VC-Buyer Relationships Are Key
I hypothesize that VCs can play this informational role because they play a repeated game in the M&A market. In support of this hypothesis, I document that relationships between buyers and VCs through previous M&A transactions further reduce the need to use earnout clauses in the M&A contract. Additionally, buyers are more likely to work with a VC on a future M&A transaction if the VC and buyer worked together on a transaction in the past, implying that buyer-VC relationships are important drivers of the private startup M&A market. These results indicate that VC-buyer relationships create additional value in the startup M&A market by reducing information asymmetry between startups and buyers.
VC-Specific Preferences over M&A Contracts
Lastly, I focus on two economic frictions specific to the VC in the startup M&A market that could further explain the use of earnouts in contracts. An important cost for VCs when using earnouts is that an earnout requires the VC to monitor the startup’s operations after the M&A transaction and verify the earnout consideration. I show that VCs are less likely to use earnouts when monitoring costs are high from their perspective, as measured by the physical distance between the VC and the startup. VC funds have a closed-end structure and, on average, liquidate themselves in about ten to twelve years. Investors in the fund require their returns at the end of the fund’s lifetime, and the VC must turn its assets, including its stake in startups, into cash. Comparing early and late M&A deals in the same VC fund, I document that early M&A deals in the lifecycle of the VC fund have a higher likelihood of having an earnout than later deals. The finding implies that VCs incorporate their idiosyncratic liquidity needs when negotiating M&A contracts. These results indicate that VCs have idiosyncratic preferences over the use of earnouts that might or might not align with the preferences of other investors.
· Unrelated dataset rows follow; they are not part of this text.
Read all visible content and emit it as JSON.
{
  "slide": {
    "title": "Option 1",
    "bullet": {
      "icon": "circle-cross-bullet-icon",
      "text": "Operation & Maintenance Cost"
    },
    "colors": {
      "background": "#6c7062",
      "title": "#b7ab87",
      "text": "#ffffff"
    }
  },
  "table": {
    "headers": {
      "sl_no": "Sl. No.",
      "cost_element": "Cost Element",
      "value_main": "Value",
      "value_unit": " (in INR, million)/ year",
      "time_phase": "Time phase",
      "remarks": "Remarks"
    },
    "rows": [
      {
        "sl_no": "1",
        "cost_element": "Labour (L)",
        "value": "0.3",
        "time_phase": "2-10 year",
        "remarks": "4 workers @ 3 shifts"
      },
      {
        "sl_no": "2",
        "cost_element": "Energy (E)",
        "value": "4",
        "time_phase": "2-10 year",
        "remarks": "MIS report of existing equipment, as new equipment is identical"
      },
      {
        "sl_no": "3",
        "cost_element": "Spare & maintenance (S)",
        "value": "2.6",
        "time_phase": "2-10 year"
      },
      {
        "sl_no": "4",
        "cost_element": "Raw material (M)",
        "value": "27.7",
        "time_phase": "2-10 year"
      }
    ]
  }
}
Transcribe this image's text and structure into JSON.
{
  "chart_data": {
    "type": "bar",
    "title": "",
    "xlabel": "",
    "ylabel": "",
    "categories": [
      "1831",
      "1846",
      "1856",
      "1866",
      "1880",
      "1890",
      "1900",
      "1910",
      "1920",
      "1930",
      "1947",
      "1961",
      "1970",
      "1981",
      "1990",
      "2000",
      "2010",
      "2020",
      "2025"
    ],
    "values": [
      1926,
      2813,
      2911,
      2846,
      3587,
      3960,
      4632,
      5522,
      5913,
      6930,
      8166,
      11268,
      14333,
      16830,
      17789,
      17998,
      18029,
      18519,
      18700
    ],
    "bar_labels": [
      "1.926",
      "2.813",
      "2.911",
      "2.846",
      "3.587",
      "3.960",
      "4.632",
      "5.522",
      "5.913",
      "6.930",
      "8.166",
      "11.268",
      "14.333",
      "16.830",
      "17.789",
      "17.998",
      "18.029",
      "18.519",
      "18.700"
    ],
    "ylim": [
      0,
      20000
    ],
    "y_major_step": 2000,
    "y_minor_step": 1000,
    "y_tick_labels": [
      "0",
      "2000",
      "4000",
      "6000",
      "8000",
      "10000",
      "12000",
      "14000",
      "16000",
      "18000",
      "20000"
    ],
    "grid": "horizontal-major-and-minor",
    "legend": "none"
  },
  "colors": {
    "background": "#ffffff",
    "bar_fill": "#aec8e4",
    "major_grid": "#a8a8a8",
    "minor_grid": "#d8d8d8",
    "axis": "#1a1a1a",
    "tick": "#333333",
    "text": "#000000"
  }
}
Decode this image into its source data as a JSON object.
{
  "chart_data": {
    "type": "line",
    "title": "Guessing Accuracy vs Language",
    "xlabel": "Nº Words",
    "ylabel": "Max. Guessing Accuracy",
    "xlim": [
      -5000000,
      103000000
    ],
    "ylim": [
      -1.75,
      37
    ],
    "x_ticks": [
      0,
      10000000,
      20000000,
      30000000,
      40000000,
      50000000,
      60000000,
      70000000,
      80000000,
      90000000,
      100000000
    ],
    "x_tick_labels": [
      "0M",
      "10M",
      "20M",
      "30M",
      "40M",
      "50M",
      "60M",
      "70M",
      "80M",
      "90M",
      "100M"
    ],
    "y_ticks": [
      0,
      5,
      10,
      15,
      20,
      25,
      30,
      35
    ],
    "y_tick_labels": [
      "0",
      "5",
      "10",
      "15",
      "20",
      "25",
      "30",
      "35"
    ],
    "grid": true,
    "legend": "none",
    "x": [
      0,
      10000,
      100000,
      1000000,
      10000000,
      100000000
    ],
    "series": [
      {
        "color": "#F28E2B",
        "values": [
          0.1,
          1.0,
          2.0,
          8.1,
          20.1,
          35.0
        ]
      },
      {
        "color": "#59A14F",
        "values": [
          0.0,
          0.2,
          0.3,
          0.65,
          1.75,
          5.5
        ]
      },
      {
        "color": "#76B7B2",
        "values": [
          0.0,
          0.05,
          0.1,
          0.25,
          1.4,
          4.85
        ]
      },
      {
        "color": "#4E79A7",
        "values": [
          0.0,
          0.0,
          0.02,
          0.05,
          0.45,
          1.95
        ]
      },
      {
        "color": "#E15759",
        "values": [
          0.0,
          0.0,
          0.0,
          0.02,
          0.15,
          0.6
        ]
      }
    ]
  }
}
In conclusion, this paper provides several new insights for startups to consider when choosing a VC investor (or VC fund) and how this can potentially affect M&A contractual outcomes. Given that a large amount of (successful) startups exit the market through an M&A, it is an economically important decision for startups. Among the most significant of my findings is that buyers can substitute the role of earnouts with VCs in reducing the friction caused by information asymmetry between the buyer and seller. The VCs play a crucial role in establishing credibility in the startup M&A market. VCs also protect their idiosyncratic interests, such as checking the opportunity cost emanating from monitoring costs and converting assets into cash at the end of the VC fund’s life when deciding the optimal M&A contract.
Lauren Vollon is an Assistant Professor of Accounting at the Bocconi University Department of Accounting.
This paper is adapted from her “Venture Capital and Private M&A Contracting” paper, which is available on SSRN.